__name__
should not always be used as the first argument particularly if the application is in a package instead of a single module, then its 'usually recommended to hardcode the package name' in order to simplify debugging with the Flask-SQLAlchemy extension for example. For reference see the section on 'About the First Parameter' in http://flask.pocoo.org/docs/0.10/api/.
In the case when using a package there is a way to avoid hardcoding the package name with a special configuration which forces __name__
to resolve to the package name as desribed in Larger Applications. First, note that a Python package is not simply a directory containing modules which are Python source files; it must also contain an __init__.py
file (except for Python3 namespace packages). One function of __init__.py
files is to prevent unintentional namespace conflicts as mentioned in An Introduction to Python: Section 6.4. In the case of flask, its convenient to define a flask app in a package's __init__.py
in order to enable use of __name__
since in that case it resolves to the package name which is identical to the package's base directory name and has a file attribute with which its absolute pathname can be determined. A working flask/Python3 project demonstrating this configuration is available at flaskdemo.

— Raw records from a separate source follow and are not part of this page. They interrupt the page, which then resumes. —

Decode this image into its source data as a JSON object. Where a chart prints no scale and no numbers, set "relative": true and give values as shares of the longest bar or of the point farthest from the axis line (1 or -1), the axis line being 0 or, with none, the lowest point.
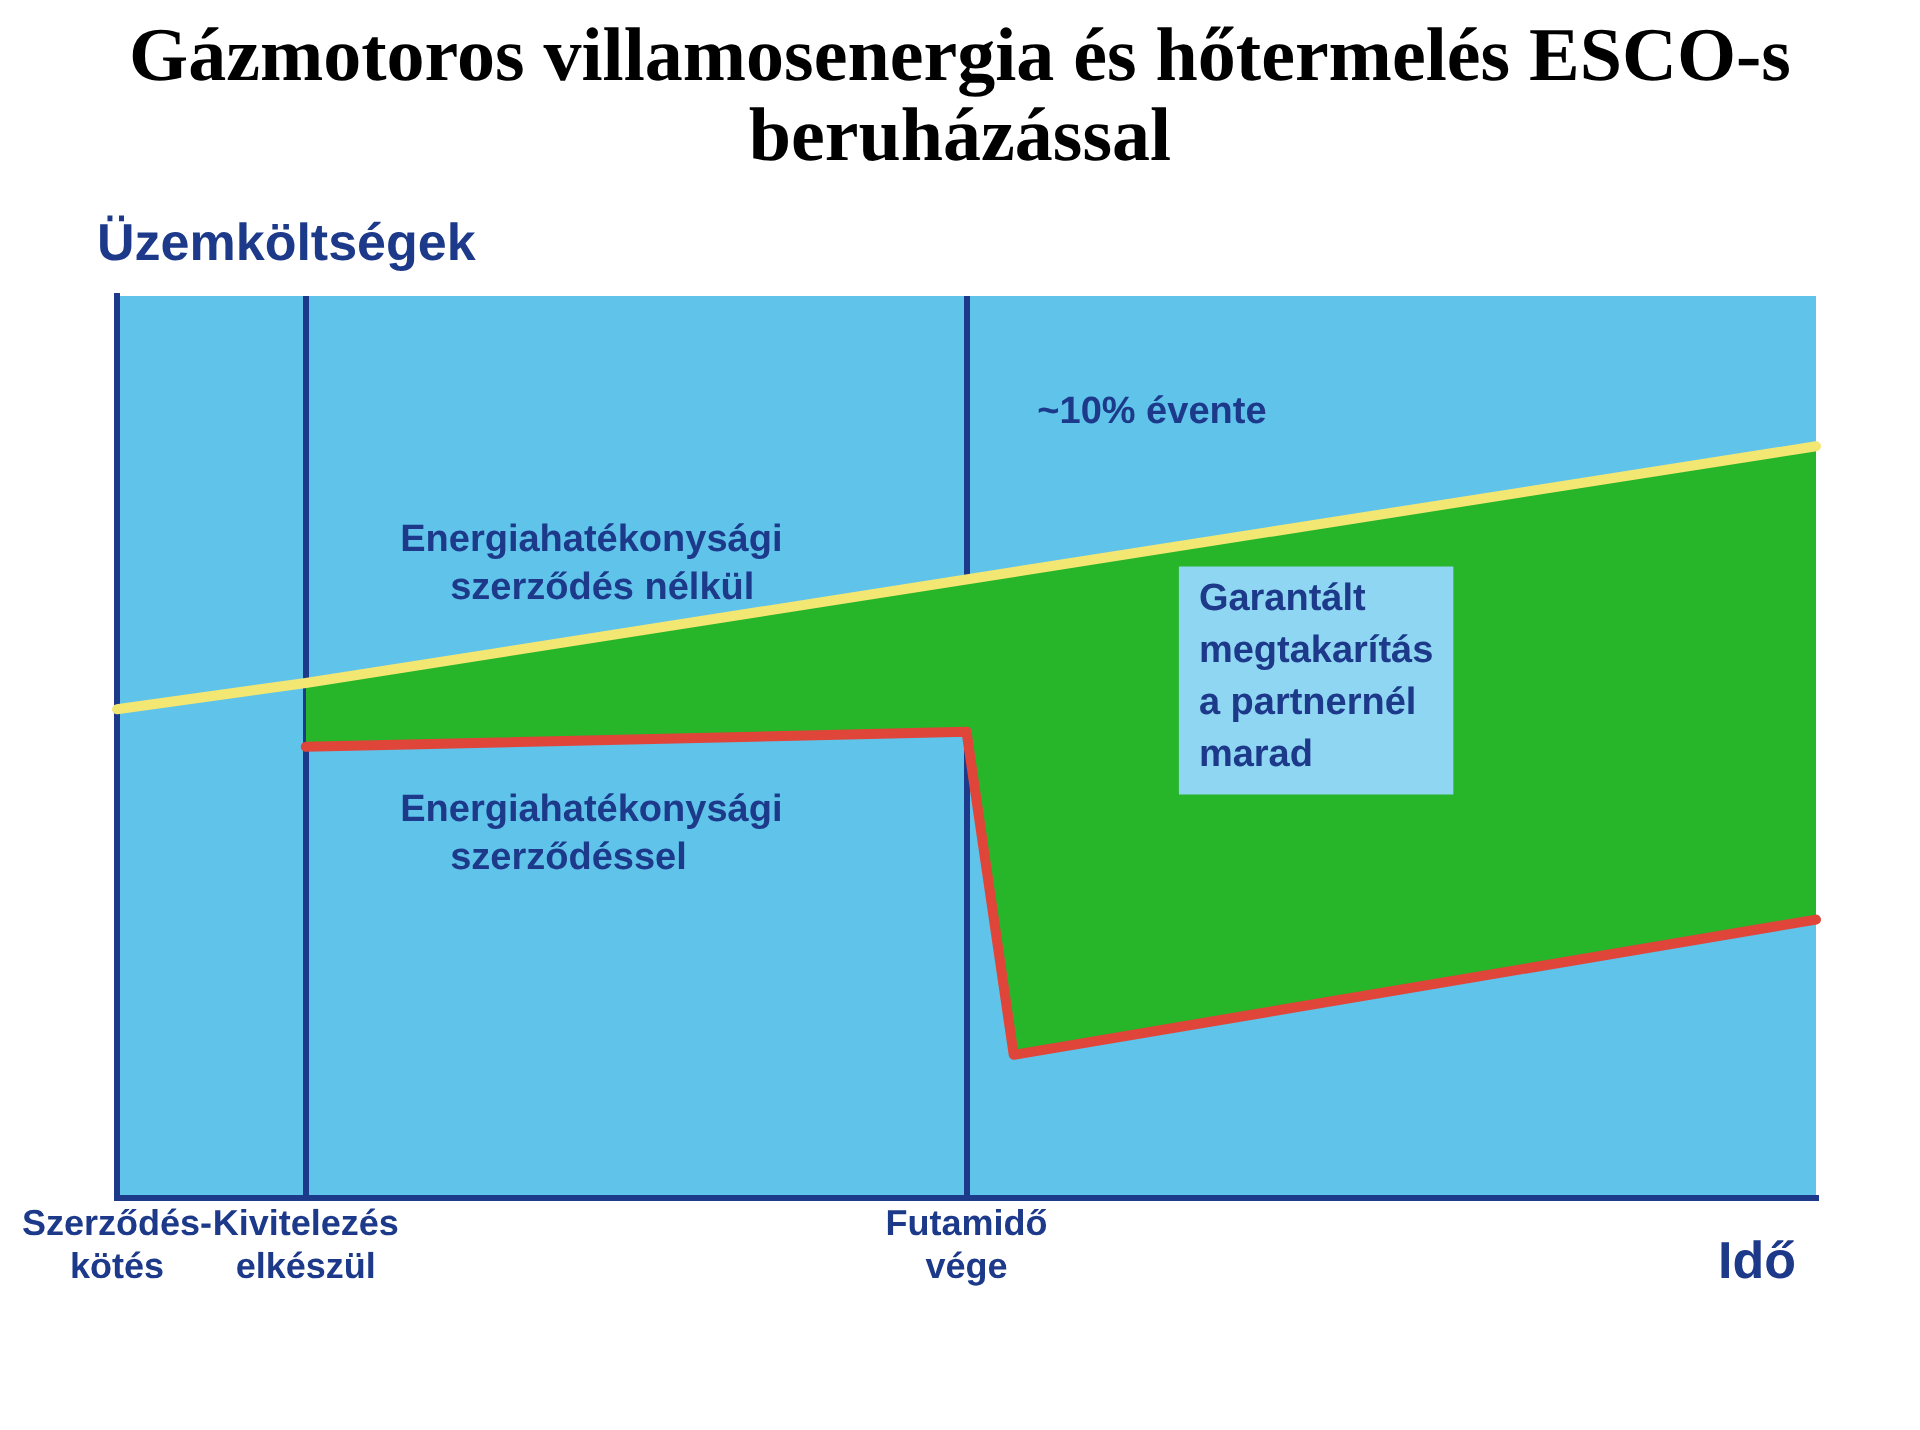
{
  "chart_data": {
    "type": "line",
    "relative": true,
    "title": "Gázmotoros villamosenergia és hőtermelés ESCO-s beruházással",
    "ylabel": "Üzemköltségek",
    "xlabel": "Idő",
    "categories": [
      "Szerződés-kötés",
      null,
      null,
      null,
      "Kivitelezés elkészül",
      null,
      null,
      null,
      null,
      null,
      null,
      null,
      null,
      null,
      null,
      null,
      null,
      null,
      "Futamidő vége",
      null,
      null,
      null,
      null,
      null,
      null,
      null,
      null,
      null,
      null,
      null,
      null,
      null,
      null,
      null,
      null,
      null,
      null
    ],
    "grid": "x",
    "legend": false,
    "marker": "none",
    "line_style": "solid",
    "series": [
      {
        "name": "Energiahatékonysági szerződés nélkül",
        "color": "#f3e774",
        "values": [
          0.65,
          null,
          null,
          null,
          0.685,
          null,
          null,
          null,
          null,
          null,
          null,
          null,
          null,
          null,
          null,
          null,
          null,
          null,
          null,
          null,
          null,
          null,
          null,
          null,
          null,
          null,
          null,
          null,
          null,
          null,
          null,
          null,
          null,
          null,
          null,
          null,
          1
        ]
      },
      {
        "name": "Energiahatékonysági szerződéssel",
        "color": "#e0453a",
        "values": [
          null,
          null,
          null,
          null,
          0.6,
          null,
          null,
          null,
          null,
          null,
          null,
          null,
          null,
          null,
          null,
          null,
          null,
          null,
          0.62,
          0.19,
          null,
          null,
          null,
          null,
          null,
          null,
          null,
          null,
          null,
          null,
          null,
          null,
          null,
          null,
          null,
          null,
          0.37
        ],
        "lower": [
          null,
          null,
          null,
          null,
          0.6,
          null,
          null,
          null,
          null,
          null,
          null,
          null,
          null,
          null,
          null,
          null,
          null,
          null,
          0.62,
          0.19,
          null,
          null,
          null,
          null,
          null,
          null,
          null,
          null,
          null,
          null,
          null,
          null,
          null,
          null,
          null,
          null,
          0.37
        ],
        "upper": [
          null,
          null,
          null,
          null,
          0.685,
          null,
          null,
          null,
          null,
          null,
          null,
          null,
          null,
          null,
          null,
          null,
          null,
          null,
          0.82,
          0.83,
          null,
          null,
          null,
          null,
          null,
          null,
          null,
          null,
          null,
          null,
          null,
          null,
          null,
          null,
          null,
          null,
          1
        ]
      }
    ],
    "annotations": [
      "~10% évente",
      "Garantált megtakarítás a partnernél marad"
    ]
  }
}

Regarding understanding the first parameter in flask instance initialization, first of all if its missing and there are no remaining arguments, then when attempting to run the flask app it immediately fails with "TypeError: __init__()
missing 1 required positional argument: 'import_name'". Second, if a nonexistent pathname is provided for it, then the application's and its resources root is set to the cwd (current working directory) and attempts to access resources would fail unless they are in the cwd which is not necessarily always the case and a limitation anyway.
Further details can be obtained by examining the flask sources, particularly app.py as well as helpers.py. In an Anaconda3 installation they are located in Lib\site-packages\flask. From a brief review, what I found is that class Flask is defined in app.py and its
__init__
method begins with:
def __init__(self, import_name, static_path=None, static_url_path=None,
static_folder='static', template_folder='templates',
instance_path=None, instance_relative_config=False):
_PackageBoundObject.__init__(self, import_name, template_folder=template_folder)
...
class _PackageBoundObject is defined in helpers.py and it has an open_resource()
function
that returns open(os.path.join(self.root_path, resource), mode)
where
self.root_path = get_root_path(self.import_name)
The root in root_path
refers to 'the path of a package or the folder that contains a module'. get_root_path
goes though a series of attempts to resolve it starting with the module name if its available and has a file attribute. In all cases absent exceptions it returns an absolute pathname which defaults to cwd if it has not been already been resolved with a module name whenpkgutil.get_loader(import_name) == None
or import_name == '__main__'
, which happens when running a flask app interactively instead of from a file.